The Art of Experiential Selling

5 minute read

The product demonstration (product demo) is an essential part of the B2B sales process. 58% of enterprise software buyers cited the “product demonstration” as the top call to action they would respond to in a marketing campaign. The product demo is the first opportunity the buyer has to visualize the value of a product with concrete examples and use cases. In a sales world where software buyers are inundated with abstract claims about product business value, the product demo is a golden opportunity for software sellers to stand out with real, tangible results.

So what is experiential selling?

A strong demo enables prospective buyers to visualize how a solution fits into their business and meets their unique challenges. Typically, a product demo consists of a sales rep or technical sales engineer walking a prospect through a product tour either face-to-face or on a virtual screen share. However, the product demo is traditionally a one-directional experience. This “show and tell” method leaves a prospect off to the side while a sales representative presents a product overview.

While the prospect can stop and ask questions, they are watching rather than experiencing the product demonstration. This difference is key. Watching a sales engineer click through a demo environment over a screen share is not the same as exploring a product first-hand.

Experiential selling puts your prospect in the driver seat to explore various components of an application at their own speed.

Software buyers are curious. The reason they requested a demo to begin with was to understand how a product works for their unique use case.

Prospect Engagement, Like Never Before

In a largely virtual selling world where video calls dominate our calendars and limited time, attention is a rare commodity. Let’s face it, when a prospect is on a video conference with a seller starting the product demo and an important email comes through their inbox, most prospects will open that email taking their attention away from the product overview.

Participation is a two-way street.

Actively engaging a prospective buyer in a virtual environment is a challenge that software sales teams face daily. Pausing for questions is one strategy to ensure that a prospect is actively involved in a conversation. However, that pressing email is still top of mind.

Experiential selling is a forcing function to put a prospect in a position where they are actively engaged with an interactive and exciting product experience.

How does this work?

Experiential selling is not a one-size fits all solution to the product demo. Depending on the type of product and standard buying cycle, there are different ways to engage your prospect through interactive experiences.

What Experiential Selling Isn’t

Experiential selling is not a proof-of-concept.

A proof of concept (POC) is a time intensive commitment a sales team makes in the buying cycle.
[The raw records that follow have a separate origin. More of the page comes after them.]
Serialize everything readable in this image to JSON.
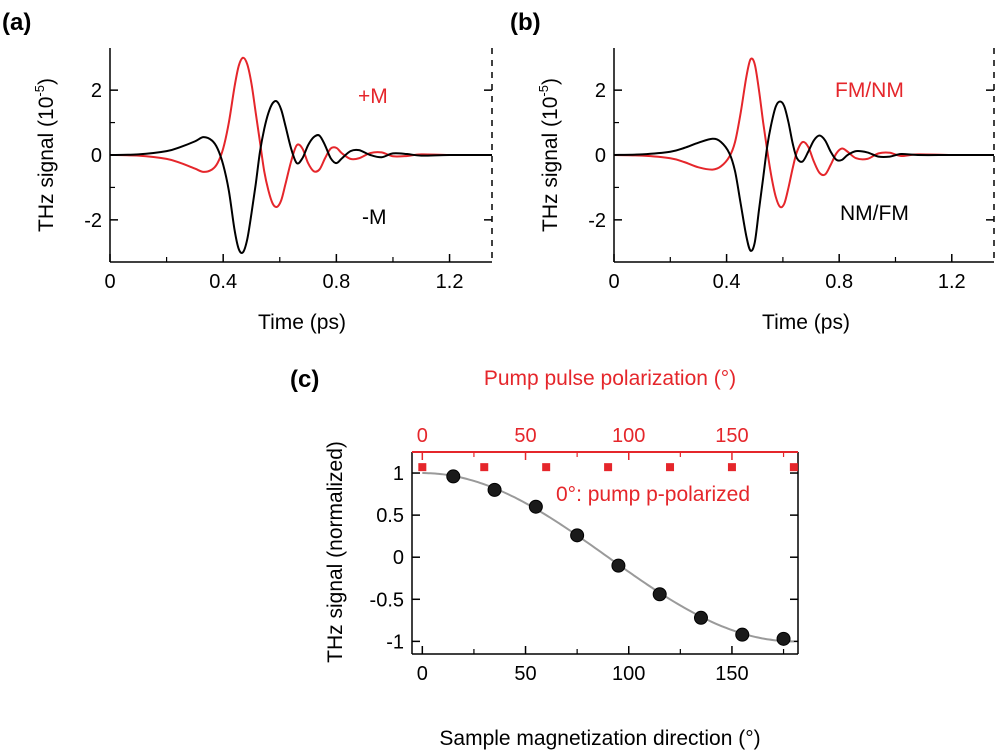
{
  "colors": {
    "black": "#000000",
    "red": "#e5262b",
    "fit": "#9a9a9a"
  },
  "panels": [
    {
      "label": "(a)"
    },
    {
      "label": "(b)"
    },
    {
      "label": "(c)"
    }
  ],
  "chart_data": [
    {
      "id": "a",
      "type": "line",
      "xlabel": "Time (ps)",
      "ylabel": "THz signal (10",
      "ylabel_exp": "-5",
      "ylabel_close": ")",
      "xlim": [
        0,
        1.35
      ],
      "ylim": [
        -3.3,
        3.3
      ],
      "xticks": [
        0,
        0.4,
        0.8,
        1.2
      ],
      "xtick_labels": [
        "0",
        "0.4",
        "0.8",
        "1.2"
      ],
      "yticks": [
        -2,
        0,
        2
      ],
      "ytick_labels": [
        "-2",
        "0",
        "2"
      ],
      "series": [
        {
          "name": "+M",
          "color": "red",
          "x": [
            0.0,
            0.1,
            0.2,
            0.25,
            0.3,
            0.33,
            0.36,
            0.38,
            0.4,
            0.42,
            0.44,
            0.455,
            0.47,
            0.485,
            0.5,
            0.515,
            0.53,
            0.545,
            0.56,
            0.575,
            0.59,
            0.605,
            0.62,
            0.64,
            0.66,
            0.68,
            0.7,
            0.72,
            0.74,
            0.76,
            0.78,
            0.8,
            0.82,
            0.85,
            0.88,
            0.92,
            0.96,
            1.0,
            1.05,
            1.1,
            1.2,
            1.35
          ],
          "y": [
            0.0,
            -0.02,
            -0.12,
            -0.25,
            -0.42,
            -0.52,
            -0.45,
            -0.25,
            0.2,
            1.0,
            2.1,
            2.75,
            3.0,
            2.8,
            2.2,
            1.3,
            0.4,
            -0.5,
            -1.1,
            -1.5,
            -1.6,
            -1.4,
            -0.9,
            -0.2,
            0.3,
            0.2,
            -0.25,
            -0.5,
            -0.45,
            -0.1,
            0.2,
            0.22,
            0.05,
            -0.12,
            -0.1,
            0.06,
            0.08,
            -0.04,
            -0.03,
            0.02,
            0.0,
            0.0
          ]
        },
        {
          "name": "-M",
          "color": "black",
          "x": [
            0.0,
            0.1,
            0.2,
            0.25,
            0.3,
            0.33,
            0.36,
            0.38,
            0.4,
            0.42,
            0.44,
            0.455,
            0.47,
            0.485,
            0.5,
            0.515,
            0.53,
            0.545,
            0.56,
            0.575,
            0.59,
            0.605,
            0.62,
            0.64,
            0.66,
            0.68,
            0.7,
            0.72,
            0.74,
            0.76,
            0.78,
            0.8,
            0.82,
            0.85,
            0.88,
            0.92,
            0.96,
            1.0,
            1.05,
            1.1,
            1.2,
            1.35
          ],
          "y": [
            0.0,
            0.02,
            0.12,
            0.25,
            0.42,
            0.55,
            0.45,
            0.2,
            -0.3,
            -1.1,
            -2.3,
            -2.9,
            -3.0,
            -2.6,
            -1.8,
            -0.9,
            0.1,
            0.8,
            1.3,
            1.6,
            1.65,
            1.4,
            0.9,
            0.2,
            -0.25,
            -0.1,
            0.3,
            0.55,
            0.6,
            0.3,
            -0.1,
            -0.25,
            -0.1,
            0.12,
            0.15,
            0.0,
            -0.07,
            0.05,
            0.03,
            -0.02,
            0.0,
            0.0
          ]
        }
      ],
      "annotations": [
        {
          "text": "+M",
          "color": "red"
        },
        {
          "text": "-M",
          "color": "black"
        }
      ]
    },
    {
      "id": "b",
      "type": "line",
      "xlabel": "Time (ps)",
      "ylabel": "THz signal (10",
      "ylabel_exp": "-5",
      "ylabel_close": ")",
      "xlim": [
        0,
        1.35
      ],
      "ylim": [
        -3.3,
        3.3
      ],
      "xticks": [
        0,
        0.4,
        0.8,
        1.2
      ],
      "xtick_labels": [
        "0",
        "0.4",
        "0.8",
        "1.2"
      ],
      "yticks": [
        -2,
        0,
        2
      ],
      "ytick_labels": [
        "-2",
        "0",
        "2"
      ],
      "series": [
        {
          "name": "FM/NM",
          "color": "red",
          "x": [
            0.0,
            0.1,
            0.2,
            0.25,
            0.3,
            0.35,
            0.38,
            0.41,
            0.43,
            0.45,
            0.47,
            0.485,
            0.5,
            0.515,
            0.53,
            0.545,
            0.56,
            0.575,
            0.59,
            0.605,
            0.62,
            0.635,
            0.65,
            0.67,
            0.69,
            0.71,
            0.73,
            0.75,
            0.77,
            0.79,
            0.81,
            0.83,
            0.86,
            0.9,
            0.94,
            0.98,
            1.02,
            1.08,
            1.2,
            1.35
          ],
          "y": [
            0.0,
            -0.02,
            -0.1,
            -0.22,
            -0.38,
            -0.45,
            -0.35,
            -0.05,
            0.4,
            1.3,
            2.4,
            2.95,
            2.8,
            2.0,
            1.0,
            0.1,
            -0.7,
            -1.3,
            -1.6,
            -1.5,
            -1.0,
            -0.4,
            0.1,
            0.4,
            0.25,
            -0.2,
            -0.55,
            -0.6,
            -0.3,
            0.05,
            0.2,
            0.1,
            -0.1,
            -0.12,
            0.05,
            0.07,
            -0.03,
            0.02,
            0.0,
            0.0
          ]
        },
        {
          "name": "NM/FM",
          "color": "black",
          "x": [
            0.0,
            0.1,
            0.2,
            0.25,
            0.3,
            0.35,
            0.38,
            0.41,
            0.43,
            0.45,
            0.47,
            0.485,
            0.5,
            0.515,
            0.53,
            0.545,
            0.56,
            0.575,
            0.59,
            0.605,
            0.62,
            0.635,
            0.65,
            0.67,
            0.69,
            0.71,
            0.73,
            0.75,
            0.77,
            0.79,
            0.81,
            0.83,
            0.86,
            0.9,
            0.94,
            0.98,
            1.02,
            1.08,
            1.2,
            1.35
          ],
          "y": [
            0.0,
            0.02,
            0.1,
            0.22,
            0.38,
            0.5,
            0.4,
            0.05,
            -0.5,
            -1.5,
            -2.5,
            -2.95,
            -2.7,
            -1.7,
            -0.7,
            0.3,
            1.0,
            1.5,
            1.65,
            1.5,
            1.0,
            0.35,
            -0.1,
            -0.2,
            0.1,
            0.45,
            0.6,
            0.45,
            0.1,
            -0.15,
            -0.15,
            0.0,
            0.12,
            0.08,
            -0.05,
            -0.05,
            0.03,
            0.0,
            0.0,
            0.0
          ]
        }
      ],
      "annotations": [
        {
          "text": "FM/NM",
          "color": "red"
        },
        {
          "text": "NM/FM",
          "color": "black"
        }
      ]
    },
    {
      "id": "c",
      "type": "scatter",
      "xlabel": "Sample magnetization direction (°)",
      "ylabel": "THz signal (normalized)",
      "top_xlabel": "Pump pulse polarization (°)",
      "xlim": [
        -5,
        182
      ],
      "ylim": [
        -1.15,
        1.25
      ],
      "xticks": [
        0,
        50,
        100,
        150
      ],
      "xtick_labels": [
        "0",
        "50",
        "100",
        "150"
      ],
      "top_xticks": [
        0,
        50,
        100,
        150
      ],
      "top_xtick_labels": [
        "0",
        "50",
        "100",
        "150"
      ],
      "yticks": [
        1,
        0.5,
        0,
        -0.5,
        -1
      ],
      "ytick_labels": [
        "1",
        "0.5",
        "0",
        "-0.5",
        "-1"
      ],
      "series": [
        {
          "name": "magnetization",
          "color": "black",
          "x": [
            15,
            35,
            55,
            75,
            95,
            115,
            135,
            155,
            175
          ],
          "y": [
            0.96,
            0.8,
            0.6,
            0.26,
            -0.1,
            -0.44,
            -0.72,
            -0.92,
            -0.97
          ]
        },
        {
          "name": "pump polarization",
          "color": "red",
          "x": [
            0,
            30,
            60,
            90,
            120,
            150,
            180
          ],
          "y": [
            1.07,
            1.07,
            1.07,
            1.07,
            1.07,
            1.07,
            1.07
          ]
        },
        {
          "name": "fit",
          "color": "fit",
          "function": "cos",
          "x_range": [
            0,
            180
          ]
        }
      ],
      "annotations": [
        {
          "text": "0°: pump p-polarized",
          "color": "red"
        }
      ]
    }
  ]
}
A vendor organization must engage a sales resource and technical product expert to engage with a prospect to capture requirements and train a user on a tool before hanging over the keys to the POC. This time requirement is often not practical for SMB or mid-market deals.

Experiential selling is not a trial.

A limited sandbox trial or lite version of an application is a method to engage a prospect with a tool prior to advancing with the sale. However, traditional product trials drop prospects into an empty environment, often without instructions on how to navigate throughout the platform.

Experiential selling is a strategy that supports the presales process. Sales teams need to be cautious that an experiential selling session does not turn into a product training. The intent of experiential sales is to close the deal. The onboarding and training will come later.

experiential selling diagram

Who Can Utilize Experiential Selling?

Experiential selling supports the following persona groups:

  • Account Executives - Power organizational champions with engaging material to share with internal stakeholders for buy-in
  • Product marketing - Build new leads with engaging early customer content using “offline” product demos
  • Technical Presales & Sales Engineers - Put your prospect in the driver seat throughout the product demo process to gain natural buy-in and product understanding

Experiential selling is a tactic employed by sales teams to better engage prospective customers with hands-on product experience earlier in the buying cycle. It scratches the itch to engage with a product without needing to roll out a full POC or product trial. Experiential sales tactics help keep prospects active, engaged, and in the driver’s seat throughout the buying cycle.